Paul Taylor has provided a summary of what is at issue in an article in the London Review of Books: Breast Cancer Screening. He provides this background:
One of the issues associated with mammography is the difficulty in extracting an accurate assessment from a complicated image.
Taylor indicates the controversy over screening is not due to the inaccuracy of the mammogram, or the monetary cost, or any unnecessary exposure to radiation that might be occurring. Rather, it is based on the fact that not all tumors that can be detected will ever evolve into a threat to life.
If people with this class of tumor are treated aggressively for cancer their quality of life will be diminished and their lives may be threatened unnecessarily by the treatment. Taylor refers to the capturing of this class of tumor in screening as "overdiagnosis."
The issue then is to assess the number of women who will benefit from screening and compare that to the number of women who will be harmed by screening, and then—somehow—decide whether the gain exceeds the unnecessary pain. Unfortunately, that is not a simple task. Clinical trials to assess such things are very expensive and take decades to complete.

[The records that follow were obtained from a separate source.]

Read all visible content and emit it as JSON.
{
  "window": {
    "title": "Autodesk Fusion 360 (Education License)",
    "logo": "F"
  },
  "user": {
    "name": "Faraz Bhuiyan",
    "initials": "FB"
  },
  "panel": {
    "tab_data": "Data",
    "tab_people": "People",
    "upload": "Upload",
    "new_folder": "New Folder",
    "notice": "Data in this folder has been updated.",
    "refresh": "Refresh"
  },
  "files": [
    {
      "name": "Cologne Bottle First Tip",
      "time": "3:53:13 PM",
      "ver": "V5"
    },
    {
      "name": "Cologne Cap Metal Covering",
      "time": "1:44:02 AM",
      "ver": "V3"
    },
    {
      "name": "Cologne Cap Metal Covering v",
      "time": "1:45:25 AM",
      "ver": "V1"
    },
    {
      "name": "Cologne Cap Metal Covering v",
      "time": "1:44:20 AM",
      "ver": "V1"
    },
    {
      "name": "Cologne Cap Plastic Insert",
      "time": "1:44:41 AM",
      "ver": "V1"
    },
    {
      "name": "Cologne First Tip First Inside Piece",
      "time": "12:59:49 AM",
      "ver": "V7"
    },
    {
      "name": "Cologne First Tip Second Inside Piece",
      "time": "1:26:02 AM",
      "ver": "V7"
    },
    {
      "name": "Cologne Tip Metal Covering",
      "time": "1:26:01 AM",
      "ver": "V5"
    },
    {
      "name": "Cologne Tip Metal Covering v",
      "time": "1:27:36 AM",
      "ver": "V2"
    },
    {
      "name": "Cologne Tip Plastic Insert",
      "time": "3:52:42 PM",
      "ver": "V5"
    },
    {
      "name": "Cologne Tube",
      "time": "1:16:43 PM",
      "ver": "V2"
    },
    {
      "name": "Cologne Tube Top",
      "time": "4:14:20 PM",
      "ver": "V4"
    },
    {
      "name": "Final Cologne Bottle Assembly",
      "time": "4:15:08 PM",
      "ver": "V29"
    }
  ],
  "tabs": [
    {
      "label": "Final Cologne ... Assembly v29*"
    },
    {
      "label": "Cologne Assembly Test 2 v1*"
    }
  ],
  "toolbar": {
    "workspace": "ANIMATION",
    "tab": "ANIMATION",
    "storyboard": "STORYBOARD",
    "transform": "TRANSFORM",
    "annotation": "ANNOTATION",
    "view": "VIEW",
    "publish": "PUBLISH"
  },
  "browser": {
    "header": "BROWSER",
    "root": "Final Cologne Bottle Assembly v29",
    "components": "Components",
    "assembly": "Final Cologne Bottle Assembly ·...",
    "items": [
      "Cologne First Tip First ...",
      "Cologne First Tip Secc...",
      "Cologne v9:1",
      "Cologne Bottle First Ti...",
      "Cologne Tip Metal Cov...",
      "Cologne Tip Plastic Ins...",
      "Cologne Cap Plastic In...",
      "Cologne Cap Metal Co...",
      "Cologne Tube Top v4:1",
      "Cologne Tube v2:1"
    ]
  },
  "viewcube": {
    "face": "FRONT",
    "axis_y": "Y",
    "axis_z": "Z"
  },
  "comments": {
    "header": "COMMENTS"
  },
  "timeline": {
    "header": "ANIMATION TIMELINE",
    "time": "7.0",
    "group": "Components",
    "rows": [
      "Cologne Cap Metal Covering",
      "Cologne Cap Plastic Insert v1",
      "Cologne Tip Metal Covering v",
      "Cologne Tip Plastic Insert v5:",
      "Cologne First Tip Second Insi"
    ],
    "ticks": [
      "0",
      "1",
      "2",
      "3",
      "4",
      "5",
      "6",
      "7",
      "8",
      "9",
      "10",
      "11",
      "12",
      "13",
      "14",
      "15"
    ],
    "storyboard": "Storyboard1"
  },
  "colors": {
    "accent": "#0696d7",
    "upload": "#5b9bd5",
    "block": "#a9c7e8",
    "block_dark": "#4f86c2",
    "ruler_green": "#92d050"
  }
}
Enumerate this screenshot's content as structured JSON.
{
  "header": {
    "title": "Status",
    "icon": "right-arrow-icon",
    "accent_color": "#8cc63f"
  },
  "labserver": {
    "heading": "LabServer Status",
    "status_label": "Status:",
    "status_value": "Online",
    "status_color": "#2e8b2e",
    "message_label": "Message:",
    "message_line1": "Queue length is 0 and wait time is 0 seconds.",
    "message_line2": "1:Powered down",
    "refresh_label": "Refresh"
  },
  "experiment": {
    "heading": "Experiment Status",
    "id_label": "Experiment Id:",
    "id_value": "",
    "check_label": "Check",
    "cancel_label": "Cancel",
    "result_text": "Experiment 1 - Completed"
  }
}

Taylor discusses these early trials and the issues associated with them. They all seem to be compromised in one way or another. This has led some to dismiss them as unreliable while others have tried to extract information as best they can from whatever data they can find. Unfortunately they have arrived at quite different conclusions.
The utility of mammography in screening is also a function of time. As progress is made in treating breast cancer, the importance of early detection by general screening is diminished. Also, as the accuracy of mammography increases, the risk of over-diagnosis increases as well. These developments may have rendered the old clinical trials obsolete. The ubiquity of screening today renders a modern clinical trial almost impossible.
It seems that each nation tries to come to its own conclusion on the screening issue.
The UK has come to a conclusion and has provided some numbers, based on their assessment, to try to explain the issues to its citizens.
This assessment also concludes that about 20 percent of the cancers detected in screening are of the over-diagnosed variety.
An impressive chart is also provided to inform the public. It includes this information:
"15 are diagnosed with breast cancer. 8 are diagnosed and survive. They would have survived without screening. 3 are diagnosed with cancer that would never have become life-threatening. 3 die of breast cancer even though they were screened. 1 has her life saved from breast cancer. She would have died without screening."
Faced with this assessment, how should policy be determined? Taylor suggests that the deciding factor will not be the conclusions of politicians or medical experts. The women who feel affected by the issue will decide what policy will be—and they are in favor of screening.
On the men’s side, there is an analogous controversy about screening for prostate cancer. The numbers and methods are different, but the issues are the same.